O assessor de imprensa do deputado Luiz Estevão, Sylvio Guedes, diz que os alunos conseguiram o ingresso na faculdade "com recursos próprios legítimos".
Moralização
A diretora da Faculdade de Ciências da Saúde da UnB, Paulina de Freitas Targino, diz que é preciso moralizar o ingresso por transferência obrigatória. "Nós examinamos todos os casos, mas o Poder Judiciário não vai atrás das irregularidades."
No vestibular de direito da UnB havia 4.300 candidatos concorrendo a cem vagas. Com a transferência obrigatória, outros 83 alunos ingressaram sem prestar o exame.
"Isso afeta o processo pedagógico, pois o nível dos estudantes transferidos não é igual ao dos outros", afirmou o diretor da faculdade, Dourimar de Moura. O favorecimento ao funcionário público é, para Moura, um privilégio que fere a isonomia da universidade.
Legitimidade
Rogerio Aragão, 50, decano de Ensino de Graduação da UnB, questiona a lei de transferência obrigatória imposta às universidades federais. "É legítimo beneficiar servidores públicos?"

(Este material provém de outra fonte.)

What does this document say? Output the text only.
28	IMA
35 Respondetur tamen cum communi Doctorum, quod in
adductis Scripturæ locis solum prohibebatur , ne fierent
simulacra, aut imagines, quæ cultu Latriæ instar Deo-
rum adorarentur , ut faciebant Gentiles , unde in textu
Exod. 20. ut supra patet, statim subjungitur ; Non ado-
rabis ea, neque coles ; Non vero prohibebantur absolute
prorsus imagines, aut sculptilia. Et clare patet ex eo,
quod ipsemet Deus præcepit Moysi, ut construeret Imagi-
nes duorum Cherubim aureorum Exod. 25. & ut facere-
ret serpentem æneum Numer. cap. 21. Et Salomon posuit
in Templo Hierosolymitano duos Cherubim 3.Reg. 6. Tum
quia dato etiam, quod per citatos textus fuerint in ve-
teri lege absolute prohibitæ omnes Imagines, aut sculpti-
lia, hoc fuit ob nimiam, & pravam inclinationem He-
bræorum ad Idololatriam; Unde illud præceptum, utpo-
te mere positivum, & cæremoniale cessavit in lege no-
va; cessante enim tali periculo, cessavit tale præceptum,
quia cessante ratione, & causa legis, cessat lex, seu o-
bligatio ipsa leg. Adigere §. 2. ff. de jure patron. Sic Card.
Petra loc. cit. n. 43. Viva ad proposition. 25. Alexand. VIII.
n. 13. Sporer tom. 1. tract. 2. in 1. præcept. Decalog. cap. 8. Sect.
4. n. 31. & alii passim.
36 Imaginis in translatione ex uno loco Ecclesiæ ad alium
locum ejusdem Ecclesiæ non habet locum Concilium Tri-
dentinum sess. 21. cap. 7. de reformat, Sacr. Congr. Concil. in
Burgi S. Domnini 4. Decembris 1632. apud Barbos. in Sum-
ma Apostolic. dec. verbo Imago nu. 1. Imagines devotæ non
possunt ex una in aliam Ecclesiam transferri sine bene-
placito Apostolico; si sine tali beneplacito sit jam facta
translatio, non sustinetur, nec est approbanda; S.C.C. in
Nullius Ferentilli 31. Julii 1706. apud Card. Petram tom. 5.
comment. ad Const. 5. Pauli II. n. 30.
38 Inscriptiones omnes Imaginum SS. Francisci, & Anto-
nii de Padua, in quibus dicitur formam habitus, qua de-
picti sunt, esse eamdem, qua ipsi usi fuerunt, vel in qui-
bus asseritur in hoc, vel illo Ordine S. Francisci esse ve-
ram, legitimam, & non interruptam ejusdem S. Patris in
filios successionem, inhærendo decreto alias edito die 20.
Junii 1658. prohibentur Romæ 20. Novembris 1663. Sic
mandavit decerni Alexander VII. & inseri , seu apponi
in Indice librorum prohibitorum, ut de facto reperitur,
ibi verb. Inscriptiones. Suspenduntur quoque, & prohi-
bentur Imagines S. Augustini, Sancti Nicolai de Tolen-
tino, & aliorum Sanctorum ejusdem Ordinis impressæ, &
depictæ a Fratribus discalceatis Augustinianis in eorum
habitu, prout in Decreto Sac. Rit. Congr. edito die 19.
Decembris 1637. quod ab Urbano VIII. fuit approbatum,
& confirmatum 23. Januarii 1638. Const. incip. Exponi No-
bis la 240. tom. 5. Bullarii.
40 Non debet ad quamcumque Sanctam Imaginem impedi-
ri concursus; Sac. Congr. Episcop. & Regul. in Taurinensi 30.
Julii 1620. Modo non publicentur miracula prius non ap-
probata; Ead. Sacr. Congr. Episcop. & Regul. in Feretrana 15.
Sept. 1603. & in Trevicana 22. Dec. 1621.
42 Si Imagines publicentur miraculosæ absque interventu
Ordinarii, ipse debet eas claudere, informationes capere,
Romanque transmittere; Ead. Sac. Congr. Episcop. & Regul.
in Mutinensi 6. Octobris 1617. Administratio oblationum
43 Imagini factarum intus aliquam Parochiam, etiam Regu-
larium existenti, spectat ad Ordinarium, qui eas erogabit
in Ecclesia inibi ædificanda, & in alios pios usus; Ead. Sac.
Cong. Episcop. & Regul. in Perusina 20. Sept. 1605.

Para ele, as universidades deveriam ter autonomia na escolha dos alunos transferidos, assim como estabelecem o número de vagas oferecidas no vestibular. O grande número de transferidos afeta a qualidade do ensino público, diz.
Ele informou que nenhuma das transferências de afilhados de deputados à UnB foi ilegal. "Não há fraudes nos processos, mas uma interpretação extensiva da lei."
A UnB só aceita transferências que tenham tido o pedido aprovado na Câmara de Ensino de Graduação. Para isso, o servidor público, ou o seu dependente, precisa comprovar a mudança de cidade.
Aragão disse que a Justiça concede todos os pedidos de transferência negados pela universidade. Segundo ele, as universidades paulistas não recebem transferências obrigatórias como em Brasília.
Em 91, Unicamp e Unesp eliminaram a obrigatoriedade de transferência com o parecer do procurador-geral de Justiça de São Paulo. Segundo o parecer, não existe no sistema educacional a possibilidade de acesso privilegiado ao ensino de quem quer que seja.